Он бывал на полигоне, вместе с Гольданским сделал работу по одному из типов реакторов, Михаил Александрович Садовский руководил в его институте лабораторией по методике измерения ядерного взрыва. Поразительна интуиция Семёнова! До 1939 года, до открытия деления урана, он что-то чувствовал, утверждал, что ядерный взрыв возможен.
В эвакуации в Казани Семёнов получил письмо с просьбой приехать в Москву. НН взял меня и Зельдовича. В Москве меня прикомандировали к НИИ-6 на окраине Москвы. Институт этот подчинялся Наркомату боеприпасов. Я продолжал заниматься ВВ[152].
Руководителя атомного проекта выбирал нарком высшей школы Кафтанов. Он пригласил к себе группу академиков на обсуждение кандидатуры. Рассматривались кандидатуры Вернадского, Хлопина, Иоффе, Капицы. Иоффе предложил Кафтанову Курчатова. Сталин одобрил эту кандидатуру[153].
Однажды в 1943 году мне позвонил Курчатов и предложил встретиться. Мы встретились. Он говорит:
— Будут разворачиваться исследования по созданию ядерного оружия. Предлагаю вам заняться атомной бомбой.

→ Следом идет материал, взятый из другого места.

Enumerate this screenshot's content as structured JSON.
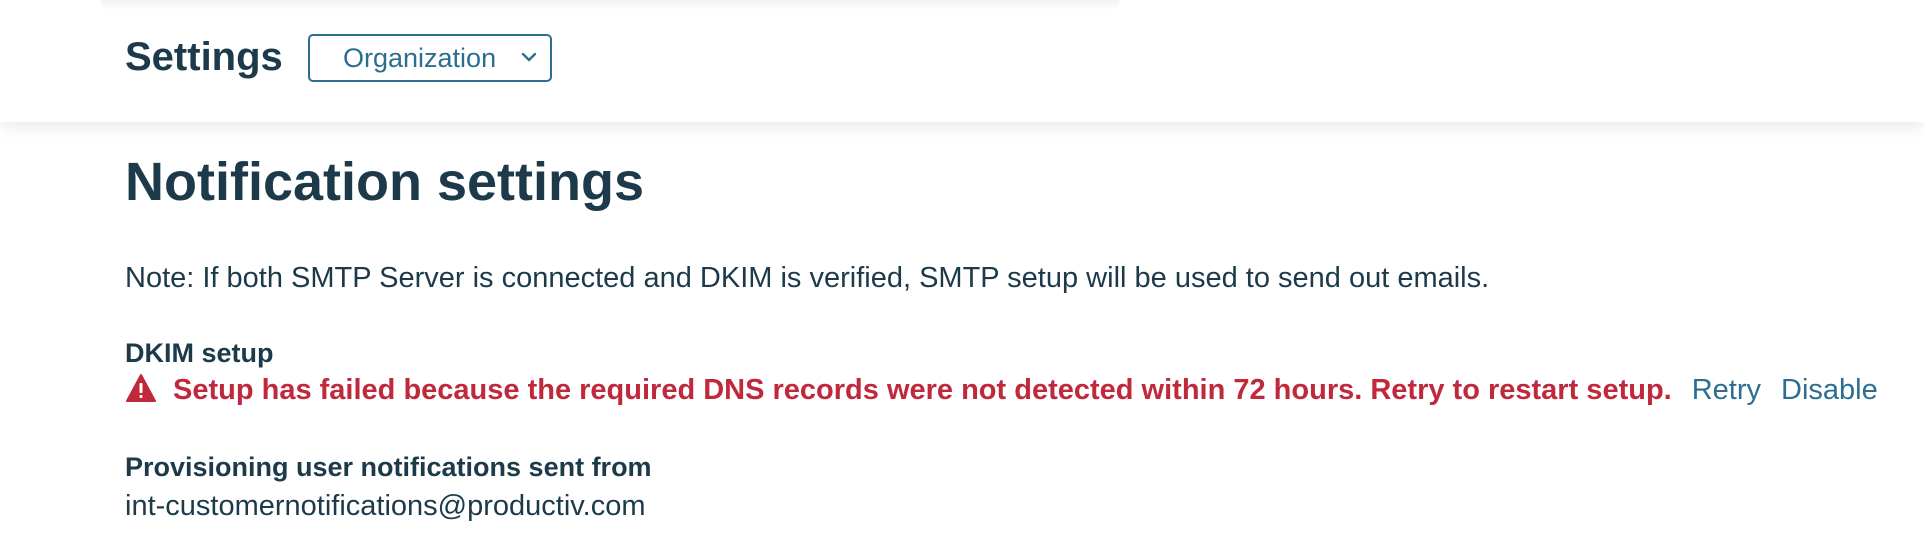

— Сейчас нельзя отвлекаться от работ на войну, — возразил я. — Я согласен, но мне надо закончить свои дела…
Тогда же была организована знаменитая «Лаборатория № 2».
Мы с Зельдовичем ещё до войны занимались теорией процессов, происходящих при ядерном взрыве. В последней работе, которую мы сделали перед войной, мы грубо оценили, что 10 кг урана-235 достаточно для критической массы. Мы ошиблись в 5 раз! Но эта ошибка вселяла в нас уверенность: не столь уж много!
Было два пути создания атомной бомбы:
1. Обжатие полусфер ядерного заряда с помощью взрыва ВВ.
2. Некая пушка, которая выстреливала бы одну полусферу, а другая была бы её мишенью.
Американцы тогда писали, что бомбы можно сделать на основе эка-осмия и что этого эка-осмия (элемент № 94) понадобится всего 12 кг. К тому моменту, когда мы с Зельдовичем могли целиком заняться А-бомбой, уже была получена[154] достаточно детальная информация о её конструкции. Но что там верно, а что неверно? Не есть ли это дезинформация? Вместе с Курчатовым решили всё обсчитать и провести опыты по исследованию реальных давлений в американской схеме. В 1945-м бомбы взорвали. Система их выглядела разумной, но всё-таки надо было всё проверить. Вениамин Аронович Цукерман предложил оригинальный способ мгновенной съёмки в рентгеновских лучах. В Москве работал Институт автоматики. Руководил им Духов[155], а главным конструктором был Аркадий Адамович Бриш. Затем Бриш стал сотрудником Цукермана и вместе они, обогнав американцев, сделали инициатор нейтронов.
151
Дубовицкий Фёдор Иванович — тогда — сотрудник Н. Н. Семёнова, впоследствии — член-корреспондент РАН.
153
Был ли сам ЮБ на этом совещании у Кафтанова, я не понял. Скорее всего не был, поскольку не был академиком.
155
Духов Николай Леонидович (1904–1964) — во время войны конструктор тяжёлых танков, член-корреспондент АН СССР, трижды Герой Социалистического Труда, лауреат Ленинской и пяти Государственных премий.